Discover the dunes of Westport
Stretching for over six miles to the golfing mecca of Machrihanish, Westport Beach is surely one of the finest beaches on the West Coast of Scotland. Often pounded by Atlantic breakers, it’s one of the best surfing areas in the country. Whether you want to play in the Atlantic waves, climb the dunes or simply walk along the miles of unbroken sand, Westport is sure to be a highlight of your visit to Kintyre.
Westport Beach in Kintyre, Credit: Wild about Argyll
Getaway to glorious Gigha
Sitting three miles west of Kintyre, community-owned Gigha is a gem of an island. It’s just seven miles long by a mile and a half wide, so is perfect for a day’s walking. Enjoy the peace, quiet and wildlife – and the many white sandy beaches that dot the coastline. Don’t forget to visit Achamore Gardens, which is home to a host of rare plants.
Achamore Gardens on the Isle of Gigha, Credit: Achamore Gardens
Bike Beinn Ghuilean
Beinn Ghuilean is a beautiful wooded hill overlooking south of Campbeltown which has some fantastic mountain bike trails, and walks for all abilities, with roughly 4 miles of trails and takes approximately 2.5 hours to complete.

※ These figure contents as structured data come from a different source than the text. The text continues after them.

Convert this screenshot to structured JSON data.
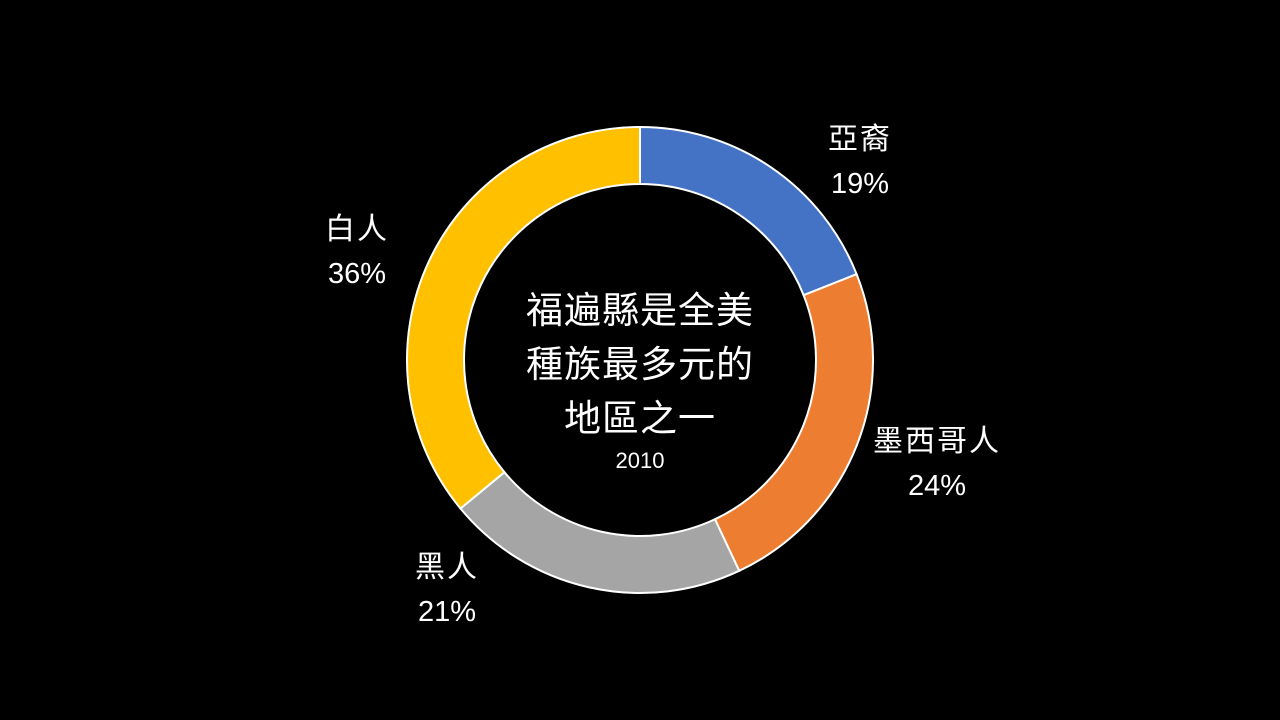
{
  "slide": {
    "center_title": "福遍縣是全美\n種族最多元的\n地區之一",
    "center_year": "2010"
  },
  "chart_data": {
    "type": "pie",
    "donut": true,
    "start_angle_deg": 0,
    "direction": "clockwise",
    "slices": [
      {
        "label": "亞裔",
        "value": 19,
        "display": "19%",
        "color": "#4472C4"
      },
      {
        "label": "墨西哥人",
        "value": 24,
        "display": "24%",
        "color": "#ED7D31"
      },
      {
        "label": "黑人",
        "value": 21,
        "display": "21%",
        "color": "#A5A5A5"
      },
      {
        "label": "白人",
        "value": 36,
        "display": "36%",
        "color": "#FFC000"
      }
    ],
    "legend": "none"
  }
}
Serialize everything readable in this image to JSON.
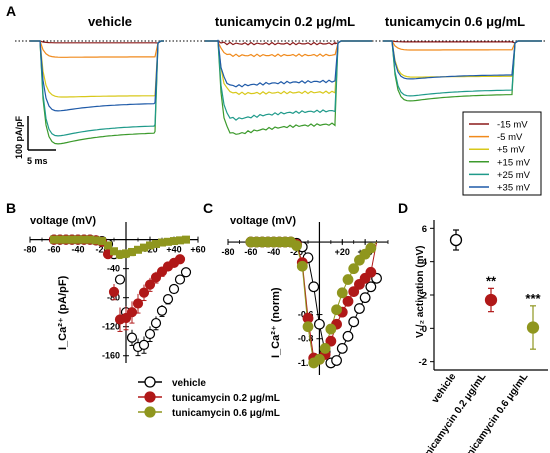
{
  "panel_letters": {
    "A": "A",
    "B": "B",
    "C": "C",
    "D": "D"
  },
  "colors": {
    "vehicle": "#ffffff",
    "tunicamycin_0_2": "#b01818",
    "tunicamycin_0_6": "#8f961e",
    "trace_-15": "#8b1a1a",
    "trace_-5": "#f08a1c",
    "trace_+5": "#d8c81a",
    "trace_+15": "#3c9a2c",
    "trace_+25": "#1f9a8a",
    "trace_+35": "#1f5aa8"
  },
  "panelA": {
    "titles": [
      "vehicle",
      "tunicamycin 0.2 μg/mL",
      "tunicamycin 0.6 μg/mL"
    ],
    "scale_y_label": "100 pA/pF",
    "scale_x_label": "5 ms",
    "legend": [
      "-15 mV",
      "-5 mV",
      "+5 mV",
      "+15 mV",
      "+25 mV",
      "+35 mV"
    ]
  },
  "chart_data": [
    {
      "panel": "A",
      "type": "line",
      "description_axis": "current traces (pA/pF) vs time, steady-state amplitude per voltage step",
      "series_voltages": [
        "-15 mV",
        "-5 mV",
        "+5 mV",
        "+15 mV",
        "+25 mV",
        "+35 mV"
      ],
      "groups": [
        {
          "name": "vehicle",
          "steady_amplitude": [
            -2,
            -18,
            -62,
            -103,
            -95,
            -70
          ]
        },
        {
          "name": "tunicamycin 0.2 μg/mL",
          "steady_amplitude": [
            -3,
            -16,
            -58,
            -93,
            -78,
            -45
          ]
        },
        {
          "name": "tunicamycin 0.6 μg/mL",
          "steady_amplitude": [
            -1,
            -10,
            -40,
            -60,
            -55,
            -38
          ]
        }
      ]
    },
    {
      "panel": "B",
      "type": "scatter",
      "title": "voltage (mV)",
      "ylabel": "I_Ca²⁺ (pA/pF)",
      "xlim": [
        -80,
        60
      ],
      "ylim": [
        -170,
        5
      ],
      "xticks": [
        "-80",
        "-60",
        "-40",
        "-20",
        "+20",
        "+40",
        "+60"
      ],
      "yticks": [
        "-40",
        "-80",
        "-120",
        "-160"
      ],
      "x": [
        -60,
        -55,
        -50,
        -45,
        -40,
        -35,
        -30,
        -25,
        -20,
        -15,
        -10,
        -5,
        0,
        5,
        10,
        15,
        20,
        25,
        30,
        35,
        40,
        45,
        50
      ],
      "series": [
        {
          "name": "vehicle",
          "values": [
            0,
            0,
            0,
            0,
            0,
            0,
            0,
            -1,
            -2,
            -6,
            -20,
            -55,
            -100,
            -135,
            -148,
            -145,
            -130,
            -115,
            -98,
            -82,
            -68,
            -55,
            -45
          ]
        },
        {
          "name": "tunicamycin 0.2 μg/mL",
          "values": [
            0,
            0,
            0,
            0,
            0,
            0,
            0,
            -1,
            -3,
            -20,
            -72,
            -110,
            -108,
            -100,
            -88,
            -73,
            -62,
            -52,
            -44,
            -37,
            -32,
            -27,
            0
          ]
        },
        {
          "name": "tunicamycin 0.6 μg/mL",
          "values": [
            0,
            0,
            0,
            0,
            0,
            0,
            0,
            -1,
            -2,
            -8,
            -16,
            -20,
            -19,
            -17,
            -14,
            -11,
            -8,
            -6,
            -4,
            -3,
            -2,
            -1,
            0
          ]
        }
      ],
      "legend": [
        "vehicle",
        "tunicamycin 0.2 μg/mL",
        "tunicamycin 0.6 μg/mL"
      ]
    },
    {
      "panel": "C",
      "type": "scatter",
      "title": "voltage (mV)",
      "ylabel": "I_Ca²⁺ (norm)",
      "xlim": [
        -80,
        60
      ],
      "ylim": [
        -1.1,
        0.05
      ],
      "xticks": [
        "-80",
        "-60",
        "-40",
        "-20",
        "+20",
        "+40"
      ],
      "yticks": [
        "-0.6",
        "-0.8",
        "-1.0"
      ],
      "x": [
        -60,
        -55,
        -50,
        -45,
        -40,
        -35,
        -30,
        -25,
        -20,
        -15,
        -10,
        -5,
        0,
        5,
        10,
        15,
        20,
        25,
        30,
        35,
        40,
        45,
        50
      ],
      "series": [
        {
          "name": "vehicle",
          "values": [
            0,
            0,
            0,
            0,
            0,
            0,
            0,
            0,
            -0.01,
            -0.04,
            -0.13,
            -0.37,
            -0.68,
            -0.91,
            -1.0,
            -0.98,
            -0.88,
            -0.78,
            -0.66,
            -0.55,
            -0.46,
            -0.37,
            -0.3
          ]
        },
        {
          "name": "tunicamycin 0.2 μg/mL",
          "values": [
            0,
            0,
            0,
            0,
            0,
            0,
            0,
            0,
            -0.02,
            -0.17,
            -0.63,
            -0.96,
            -0.97,
            -0.93,
            -0.82,
            -0.68,
            -0.58,
            -0.49,
            -0.41,
            -0.35,
            -0.3,
            -0.25,
            0
          ]
        },
        {
          "name": "tunicamycin 0.6 μg/mL",
          "values": [
            0,
            0,
            0,
            0,
            0,
            0,
            0,
            0,
            -0.03,
            -0.2,
            -0.7,
            -1.0,
            -0.97,
            -0.88,
            -0.72,
            -0.56,
            -0.42,
            -0.31,
            -0.22,
            -0.15,
            -0.1,
            -0.05,
            0
          ]
        }
      ]
    },
    {
      "panel": "D",
      "type": "scatter",
      "ylabel": "V₁/₂ activation (mV)",
      "ylim": [
        -2.5,
        6.5
      ],
      "yticks": [
        "6",
        "4",
        "2",
        "0",
        "-2"
      ],
      "categories": [
        "vehicle",
        "tunicamycin 0.2 μg/mL",
        "tunicamycin 0.6 μg/mL"
      ],
      "values": [
        5.3,
        1.7,
        0.05
      ],
      "error": [
        0.6,
        0.7,
        1.3
      ],
      "annotations": [
        "",
        "**",
        "***"
      ]
    }
  ]
}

The climb is well worth the effort, when you reach the viewpoints looking over to Davaar Island. There is lots of added opportunities to spot some beautiful bounds of nature and the wonderful woodlands wildlife.
Trig Viewpoint on Beinn Ghuilean, Credit: Derek Tootill
Take a walk on the wild side
Largiebaan Scottish Wildlife Trust Reserve covers a four-mile strip on the southern tip of Kintyre. With bog and heath, as well as patches of acid grassland and native woodland, it’s a fabulous habitat for wildlife. Breeding seabirds perch precariously on the cliffs, arctic-alpines sprout through the scree and orchids and other wildflowers flourish on the slopes. Enjoy a spectacular panorama of the Atlantic and look out for golden eagles and feral goats.

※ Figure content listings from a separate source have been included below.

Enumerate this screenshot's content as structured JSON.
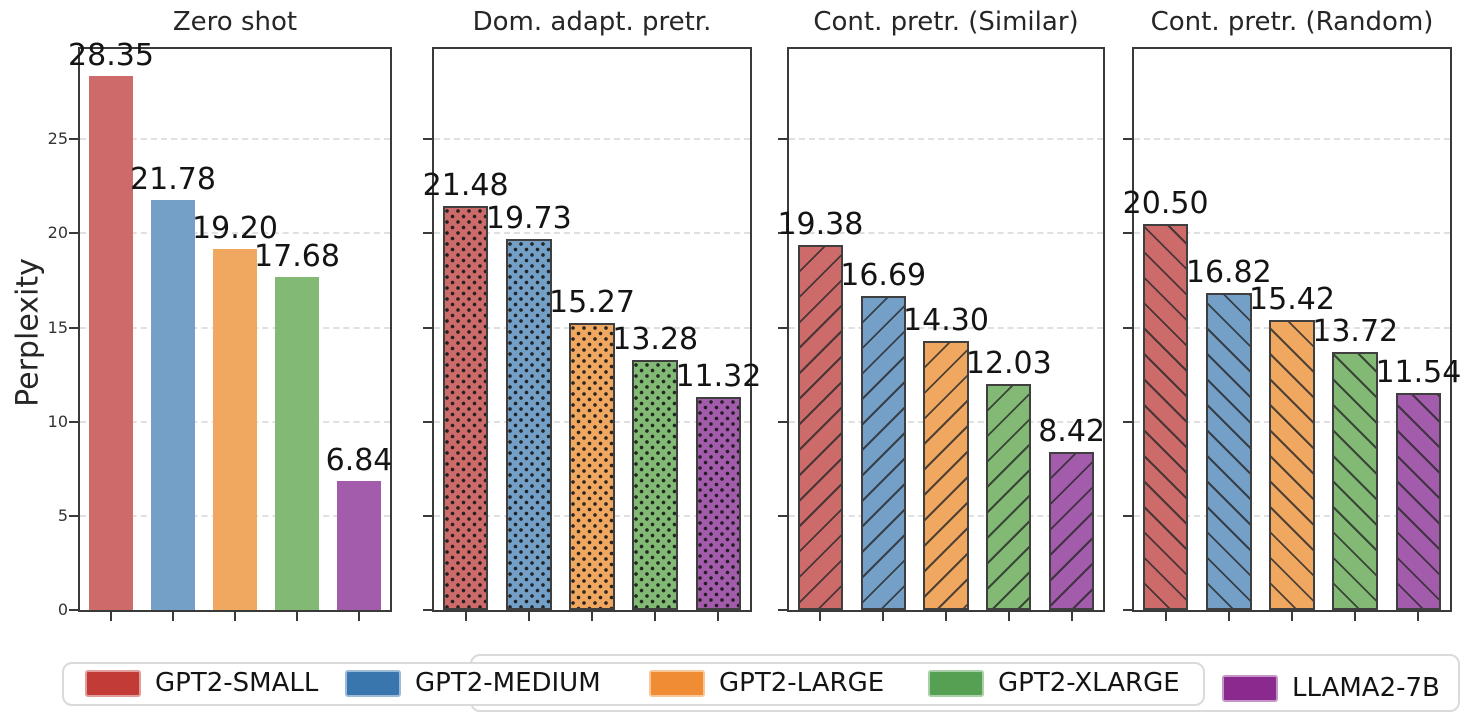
{
  "chart_data": {
    "type": "bar",
    "ylabel": "Perplexity",
    "ylim": [
      0,
      29.8
    ],
    "yticks": [
      0,
      5,
      10,
      15,
      20,
      25
    ],
    "grid": "horizontal dashed gridlines at yticks",
    "legend_position": "bottom",
    "models": [
      {
        "label": "GPT2-SMALL",
        "bar_color": "#cd6a6a",
        "legend_color": "#c23b36"
      },
      {
        "label": "GPT2-MEDIUM",
        "bar_color": "#74a0c8",
        "legend_color": "#3a76ae"
      },
      {
        "label": "GPT2-LARGE",
        "bar_color": "#f0a860",
        "legend_color": "#f08c33"
      },
      {
        "label": "GPT2-XLARGE",
        "bar_color": "#82b974",
        "legend_color": "#55a053"
      },
      {
        "label": "LLAMA2-7B",
        "bar_color": "#a35cab",
        "legend_color": "#8b2a8e"
      }
    ],
    "panels": [
      {
        "title": "Zero shot",
        "hatch": "none",
        "values": [
          28.35,
          21.78,
          19.2,
          17.68,
          6.84
        ]
      },
      {
        "title": "Dom. adapt. pretr.",
        "hatch": "dots",
        "values": [
          21.48,
          19.73,
          15.27,
          13.28,
          11.32
        ]
      },
      {
        "title": "Cont. pretr. (Similar)",
        "hatch": "forward-diagonal",
        "values": [
          19.38,
          16.69,
          14.3,
          12.03,
          8.42
        ]
      },
      {
        "title": "Cont. pretr. (Random)",
        "hatch": "back-diagonal",
        "values": [
          20.5,
          16.82,
          15.42,
          13.72,
          11.54
        ]
      }
    ],
    "value_label_decimals": 2
  }
}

Largiebaan Wildlife Trust, Credit: Wildlife Trust Scotland
Turn your eyes to the sky
Kintyre is famous for its star gazing. On a clear night, the canopy of stars will take your breath away. The Argyll Hotel at Bellochantuy is a Dark Sky Discovery Site. As well as having uninterrupted panoramic views of the night sky out over the western Atlantic, there’s also very little light pollution. Star-gazing from the hotel's outdoor viewing areas is an experience that will stay with you forever.

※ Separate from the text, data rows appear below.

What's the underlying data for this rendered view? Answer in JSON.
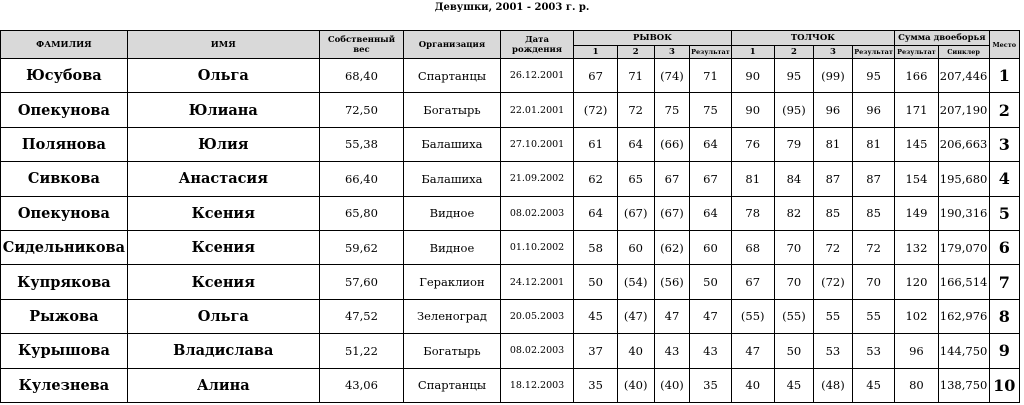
{
  "title": "Девушки, 2001 - 2003 г. р.",
  "headers": {
    "surname": "ФАМИЛИЯ",
    "name": "ИМЯ",
    "weight": "Собственный вес",
    "org": "Организация",
    "dob": "Дата рождения",
    "snatch": "РЫВОК",
    "cj": "ТОЛЧОК",
    "total": "Сумма двоеборья",
    "place": "Место",
    "attempt1": "1",
    "attempt2": "2",
    "attempt3": "3",
    "result": "Результат",
    "total_result": "Результат",
    "sinclair": "Синклер"
  },
  "rows": [
    {
      "surname": "Юсубова",
      "name": "Ольга",
      "weight": "68,40",
      "org": "Спартанцы",
      "dob": "26.12.2001",
      "s1": "67",
      "s2": "71",
      "s3": "(74)",
      "sr": "71",
      "c1": "90",
      "c2": "95",
      "c3": "(99)",
      "cr": "95",
      "total": "166",
      "sinclair": "207,446",
      "place": "1"
    },
    {
      "surname": "Опекунова",
      "name": "Юлиана",
      "weight": "72,50",
      "org": "Богатырь",
      "dob": "22.01.2001",
      "s1": "(72)",
      "s2": "72",
      "s3": "75",
      "sr": "75",
      "c1": "90",
      "c2": "(95)",
      "c3": "96",
      "cr": "96",
      "total": "171",
      "sinclair": "207,190",
      "place": "2"
    },
    {
      "surname": "Полянова",
      "name": "Юлия",
      "weight": "55,38",
      "org": "Балашиха",
      "dob": "27.10.2001",
      "s1": "61",
      "s2": "64",
      "s3": "(66)",
      "sr": "64",
      "c1": "76",
      "c2": "79",
      "c3": "81",
      "cr": "81",
      "total": "145",
      "sinclair": "206,663",
      "place": "3"
    },
    {
      "surname": "Сивкова",
      "name": "Анастасия",
      "weight": "66,40",
      "org": "Балашиха",
      "dob": "21.09.2002",
      "s1": "62",
      "s2": "65",
      "s3": "67",
      "sr": "67",
      "c1": "81",
      "c2": "84",
      "c3": "87",
      "cr": "87",
      "total": "154",
      "sinclair": "195,680",
      "place": "4"
    },
    {
      "surname": "Опекунова",
      "name": "Ксения",
      "weight": "65,80",
      "org": "Видное",
      "dob": "08.02.2003",
      "s1": "64",
      "s2": "(67)",
      "s3": "(67)",
      "sr": "64",
      "c1": "78",
      "c2": "82",
      "c3": "85",
      "cr": "85",
      "total": "149",
      "sinclair": "190,316",
      "place": "5"
    },
    {
      "surname": "Сидельникова",
      "name": "Ксения",
      "weight": "59,62",
      "org": "Видное",
      "dob": "01.10.2002",
      "s1": "58",
      "s2": "60",
      "s3": "(62)",
      "sr": "60",
      "c1": "68",
      "c2": "70",
      "c3": "72",
      "cr": "72",
      "total": "132",
      "sinclair": "179,070",
      "place": "6"
    },
    {
      "surname": "Купрякова",
      "name": "Ксения",
      "weight": "57,60",
      "org": "Гераклион",
      "dob": "24.12.2001",
      "s1": "50",
      "s2": "(54)",
      "s3": "(56)",
      "sr": "50",
      "c1": "67",
      "c2": "70",
      "c3": "(72)",
      "cr": "70",
      "total": "120",
      "sinclair": "166,514",
      "place": "7"
    },
    {
      "surname": "Рыжова",
      "name": "Ольга",
      "weight": "47,52",
      "org": "Зеленоград",
      "dob": "20.05.2003",
      "s1": "45",
      "s2": "(47)",
      "s3": "47",
      "sr": "47",
      "c1": "(55)",
      "c2": "(55)",
      "c3": "55",
      "cr": "55",
      "total": "102",
      "sinclair": "162,976",
      "place": "8"
    },
    {
      "surname": "Курышова",
      "name": "Владислава",
      "weight": "51,22",
      "org": "Богатырь",
      "dob": "08.02.2003",
      "s1": "37",
      "s2": "40",
      "s3": "43",
      "sr": "43",
      "c1": "47",
      "c2": "50",
      "c3": "53",
      "cr": "53",
      "total": "96",
      "sinclair": "144,750",
      "place": "9"
    },
    {
      "surname": "Кулезнева",
      "name": "Алина",
      "weight": "43,06",
      "org": "Спартанцы",
      "dob": "18.12.2003",
      "s1": "35",
      "s2": "(40)",
      "s3": "(40)",
      "sr": "35",
      "c1": "40",
      "c2": "45",
      "c3": "(48)",
      "cr": "45",
      "total": "80",
      "sinclair": "138,750",
      "place": "10"
    }
  ]
}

Dark Skies in Argyll, Credit: Raymond Rosie Photography
Bird Watching at Machrihanish
Be bewitched by birds at the Machrihanish Sea Bird and Wildlife Observatory. Watch all sorts of seabirds, including Leach's Petrel, Balearic Shearwater, Grey Phalarope and Sabine's Gull, from the purpose-built hide overlooking the Atlantic.
Eagle soaring in the Kintyre sky, Credit: Wild about Argyll
The Kintyre Way
The Kintyre Way is a fabulous means to discover the area’s natural wonders. Stretching from Tarbert in the north to Machrihanish in the south, this 100-mile route takes you to hidden coves, deserted beaches, woods & forests, castles and fishing villages and an abundance of wildlife. From Kintyre, you’re well placed to explore other parts of Argyll, with ferry crossings to Cowal, Islay and Gigha. It’s an easy drive to the natural and historic wonders of Kilmartin Glen.